The most interesting subcategory I’ll be discussing here is the six SARs that are described as “Sector-Specific Incidents.” This anodyne phrasing likely conceals one of the most underreported aspects of the surveillance state: The fact that Big Oil, Big Ag and Wall Street have their own industry-specific surveillance outfits feeding data to the fusion centers. So-called “ISACs”, or “Information Sharing and Analysis Centers”, are well-funded, often staffed by former intelligence personnel, and completely exempt from FOIA. The partnership of the fusion centers with banks is necessitated by wanting smooth access to everyone’s financial records; but inevitably, it means that banks are assumed to not be targets of fusion center investigation, even though they are much bigger financiers of terrorist groups than the only person demonstrably caught by the phone metadata dragnet so far. In the same way, the new oil and gas industry ISAC group provides a raft of information on environmental activists to the fusion centers, and the IT ISAC performs the same function for IT firms, defense firms and Monsanto. In this way, private firms can socialize the risk that their practices may lead to public outrage, and employ the surveillance state to launder their attempts to deter opposition.

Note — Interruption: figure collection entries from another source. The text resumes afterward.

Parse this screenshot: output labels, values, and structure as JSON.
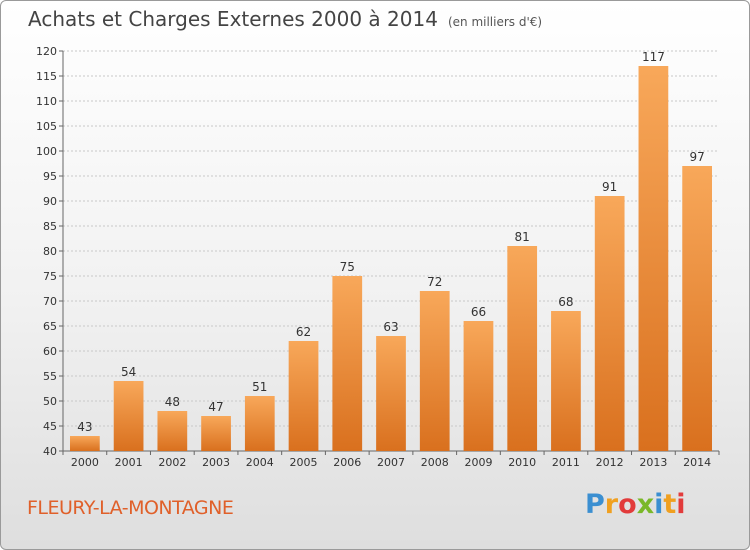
{
  "chart_data": {
    "type": "bar",
    "title": "Achats et Charges Externes 2000 à 2014",
    "unit_label": "(en milliers d'€)",
    "categories": [
      "2000",
      "2001",
      "2002",
      "2003",
      "2004",
      "2005",
      "2006",
      "2007",
      "2008",
      "2009",
      "2010",
      "2011",
      "2012",
      "2013",
      "2014"
    ],
    "values": [
      43,
      54,
      48,
      47,
      51,
      62,
      75,
      63,
      72,
      66,
      81,
      68,
      91,
      117,
      97
    ],
    "ylim": [
      40,
      120
    ],
    "yticks": [
      40,
      45,
      50,
      55,
      60,
      65,
      70,
      75,
      80,
      85,
      90,
      95,
      100,
      105,
      110,
      115,
      120
    ],
    "grid": true,
    "bar_color_top": "#f8a85a",
    "bar_color_bottom": "#d9701e"
  },
  "footer": {
    "city": "FLEURY-LA-MONTAGNE",
    "logo": [
      "P",
      "r",
      "o",
      "x",
      "i",
      "t",
      "i"
    ],
    "logo_colors": [
      "#3b8fd1",
      "#f0a020",
      "#e23b3b",
      "#7ab828",
      "#3b8fd1",
      "#f0a020",
      "#e23b3b"
    ]
  }
}
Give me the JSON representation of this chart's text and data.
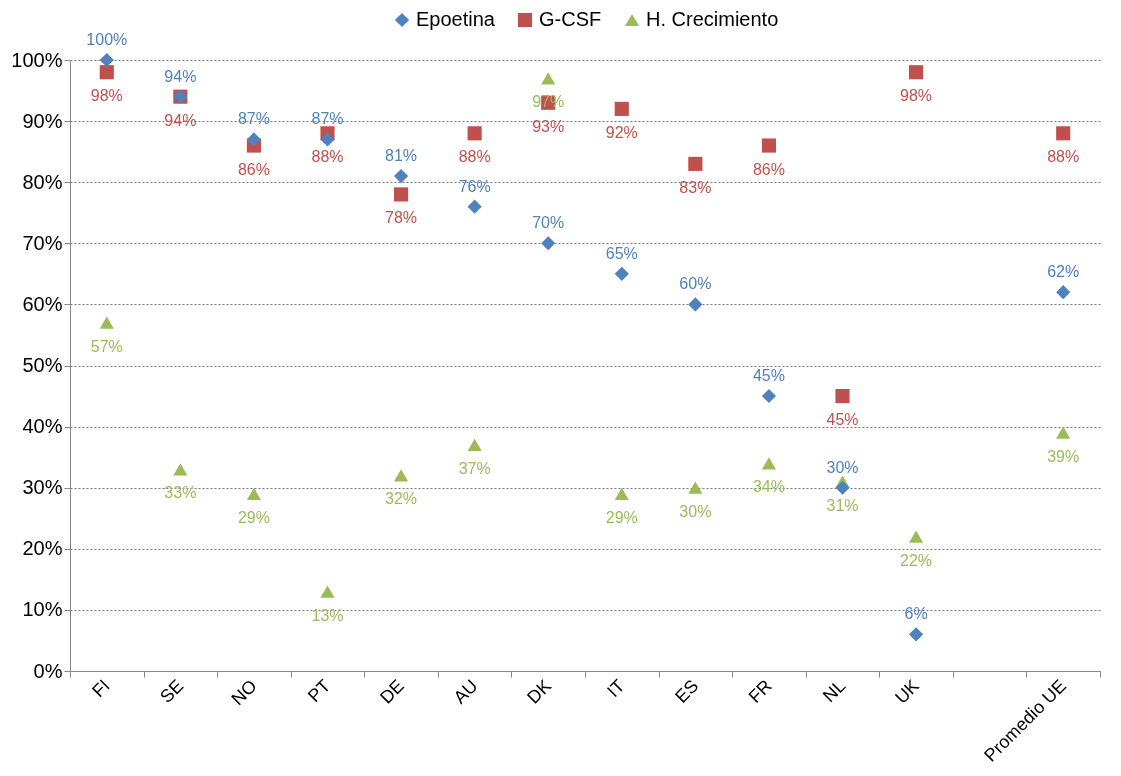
{
  "chart_data": {
    "type": "scatter",
    "categories": [
      "FI",
      "SE",
      "NO",
      "PT",
      "DE",
      "AU",
      "DK",
      "IT",
      "ES",
      "FR",
      "NL",
      "UK",
      null,
      "Promedio UE"
    ],
    "series": [
      {
        "name": "Epoetina",
        "color": "#4f81bd",
        "marker": "diamond",
        "values": [
          100,
          94,
          87,
          87,
          81,
          76,
          70,
          65,
          60,
          45,
          30,
          6,
          null,
          62
        ],
        "value_labels": [
          "100%",
          "94%",
          "87%",
          "87%",
          "81%",
          "76%",
          "70%",
          "65%",
          "60%",
          "45%",
          "30%",
          "6%",
          null,
          "62%"
        ]
      },
      {
        "name": "G-CSF",
        "color": "#c0504d",
        "marker": "square",
        "values": [
          98,
          94,
          86,
          88,
          78,
          88,
          93,
          92,
          83,
          86,
          45,
          98,
          null,
          88
        ],
        "value_labels": [
          "98%",
          "94%",
          "86%",
          "88%",
          "78%",
          "88%",
          "93%",
          "92%",
          "83%",
          "86%",
          "45%",
          "98%",
          null,
          "88%"
        ]
      },
      {
        "name": "H. Crecimiento",
        "color": "#9bbb59",
        "marker": "triangle",
        "values": [
          57,
          33,
          29,
          13,
          32,
          37,
          97,
          29,
          30,
          34,
          31,
          22,
          null,
          39
        ],
        "value_labels": [
          "57%",
          "33%",
          "29%",
          "13%",
          "32%",
          "37%",
          "97%",
          "29%",
          "30%",
          "34%",
          "31%",
          "22%",
          null,
          "39%"
        ]
      }
    ],
    "ylim": [
      0,
      100
    ],
    "yticks": [
      {
        "value": 0,
        "label": "0%"
      },
      {
        "value": 10,
        "label": "10%"
      },
      {
        "value": 20,
        "label": "20%"
      },
      {
        "value": 30,
        "label": "30%"
      },
      {
        "value": 40,
        "label": "40%"
      },
      {
        "value": 50,
        "label": "50%"
      },
      {
        "value": 60,
        "label": "60%"
      },
      {
        "value": 70,
        "label": "70%"
      },
      {
        "value": 80,
        "label": "80%"
      },
      {
        "value": 90,
        "label": "90%"
      },
      {
        "value": 100,
        "label": "100%"
      }
    ],
    "grid": "y",
    "legend": "top"
  }
}
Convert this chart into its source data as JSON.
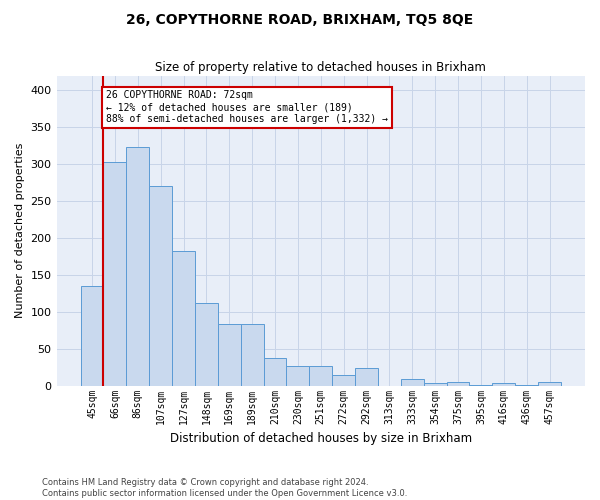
{
  "title": "26, COPYTHORNE ROAD, BRIXHAM, TQ5 8QE",
  "subtitle": "Size of property relative to detached houses in Brixham",
  "xlabel": "Distribution of detached houses by size in Brixham",
  "ylabel": "Number of detached properties",
  "bar_labels": [
    "45sqm",
    "66sqm",
    "86sqm",
    "107sqm",
    "127sqm",
    "148sqm",
    "169sqm",
    "189sqm",
    "210sqm",
    "230sqm",
    "251sqm",
    "272sqm",
    "292sqm",
    "313sqm",
    "333sqm",
    "354sqm",
    "375sqm",
    "395sqm",
    "416sqm",
    "436sqm",
    "457sqm"
  ],
  "bar_values": [
    135,
    303,
    323,
    270,
    182,
    112,
    84,
    84,
    38,
    27,
    27,
    15,
    24,
    0,
    9,
    4,
    5,
    1,
    3,
    1,
    5
  ],
  "bar_color": "#c9d9ee",
  "bar_edge_color": "#5b9bd5",
  "grid_color": "#c8d4e8",
  "background_color": "#e8eef8",
  "vline_color": "#cc0000",
  "annotation_text": "26 COPYTHORNE ROAD: 72sqm\n← 12% of detached houses are smaller (189)\n88% of semi-detached houses are larger (1,332) →",
  "annotation_box_color": "#cc0000",
  "ylim": [
    0,
    420
  ],
  "yticks": [
    0,
    50,
    100,
    150,
    200,
    250,
    300,
    350,
    400
  ],
  "footer_line1": "Contains HM Land Registry data © Crown copyright and database right 2024.",
  "footer_line2": "Contains public sector information licensed under the Open Government Licence v3.0."
}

The fusion centers are one expression of a dangerous underlying ideology where private corporations use the fear of terrorism to co-opt the personnel and resources of the state, bolstering profits and insulating members of the elite from prosecution. The revolving door keeps elected officials in line in the hope of a big industry payday on leaving office, and neatly also excludes plebeians from influential positions. The mechanisms of state control – the debt collector, the street stop, the mass surveillance dragnet, and our continual use of war as a first resort – send a message to an increasingly nonwhite plebeian class to keep their heads down and toe the line if they want to keep even an unstable and unrewarding job. The crisis in Ferguson, and the contemptuous refusal to indict, let alone convict, the armed servants of the elite, sends the clear message that plebeian lives aren’t worthy of protection. Like the Marquis de Ste.-Evremonde, they can’t imagine that there will ever be a real penalty to pay for their crimes against the Constitution and the poor. As a lover of history, I venture that they may be incorrect in that belief.

On December 4 there will be a rally of thousands on Boston Common to protest the lack of police accountability, called “Enough Is Enough”. RSVP here.

** The categories are Acquisition of Expertise, Aviation Activity, Breach / Attempted Intrusion, Cyberattack, Eliciting Information, Express or Implied Threat, Materials Acquisition / Storage, Misrepresentation, Observation / Surveillance, Photography, Recruiting, Sabotage / Tampering, Sector-Specific Incident, Testing / Probing Security, Theft / Loss / Diversion, Weapons Discovery, and Other.